According to ACCORD-11 trial,FOLFIRINOX in advanced metastatic disease have demonstrated
improved response rates compared with gemcitabine and other historical treatments while
maintaining or improving quality of life with the median overall survival was 11.1 months
FOLFIRINOX group as compared with 6.8 months in the gemcitabine group. Median
progression-free survival was 6.4 months in the study regimen group and 3.3 months in the
gemcitabine group, and at 6 months, 31% of the patients FOLFIRINOX group had a definitive
degradation of the quality of life versus 66% in the gemcitabine group.
The role of preoperative therapy for patients with potentially curable pancreatic cancer is
still unclear. The ongoing study (adjuvant gemcitabine versus neoadjuvant
gemcitabine/oxaliplatin plus adjuvant gemcitabine in resectable pancreatic cancer) is a
prospective randomized clinical trial that is anticipated to clarify the role of preoperative
chemotherapy. However, this ongoing clinical trial does not use contemporary chemotherapy
regimens with proven efficacy in higher stage settings such as FOLFIRINOX. There are only few
studies evaluate this regimen in this setting.The encouraging results reported from ACCORD-11
and consequent clinical investigations prompted our group to evaluate our experience with
FOLFIRINOX regimen in a selected population composed of patients with potentially curable
pancreatic cancer (resectable and borderline resectable).
In this clinical trial, our primary objective is to evaluate and estimate Time to Progression
(TTP). However, our secondary objectives are to determine Overall Response Rate (ORR), R0 and
R1 Resection Rate, assessment of safety and toxicity associated with study regimen, and
finally, to investigate Overall survival (OS).
Pre-treatment procedures start with 2 weeks of comprehensive staging evaluation.
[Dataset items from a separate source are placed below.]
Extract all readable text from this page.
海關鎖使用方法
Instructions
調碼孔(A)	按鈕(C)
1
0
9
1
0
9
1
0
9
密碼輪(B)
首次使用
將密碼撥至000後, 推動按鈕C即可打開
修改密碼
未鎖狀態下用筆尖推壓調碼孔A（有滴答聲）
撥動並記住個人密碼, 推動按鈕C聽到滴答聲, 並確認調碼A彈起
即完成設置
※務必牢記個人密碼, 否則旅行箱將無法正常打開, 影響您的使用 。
Approximately 20 eligible subjects, based on inclusion/exclusion criteria will receive study
regimen for 6 treatment every 2 weeks. Once 6 treatments have been completed, comprehensive
re-staging procedures will be repeated, and subjects without disease progression or
unacceptable toxicity will continue on their treatment contingent upon treating team decision
(surgical intervention, radiation therapy or continue chemotherapy with FOLFIRINOX or
different regimen). Patients then follow with CT scan, cancer antigen 19-9 and physical
examination every 3 months.
Subjects will be considered active study participants from enrollment up to survival
follow-up period until documented disease progression, withdrawal of consent, lost to
follow-up, or death (by any cause), whichever is earliest.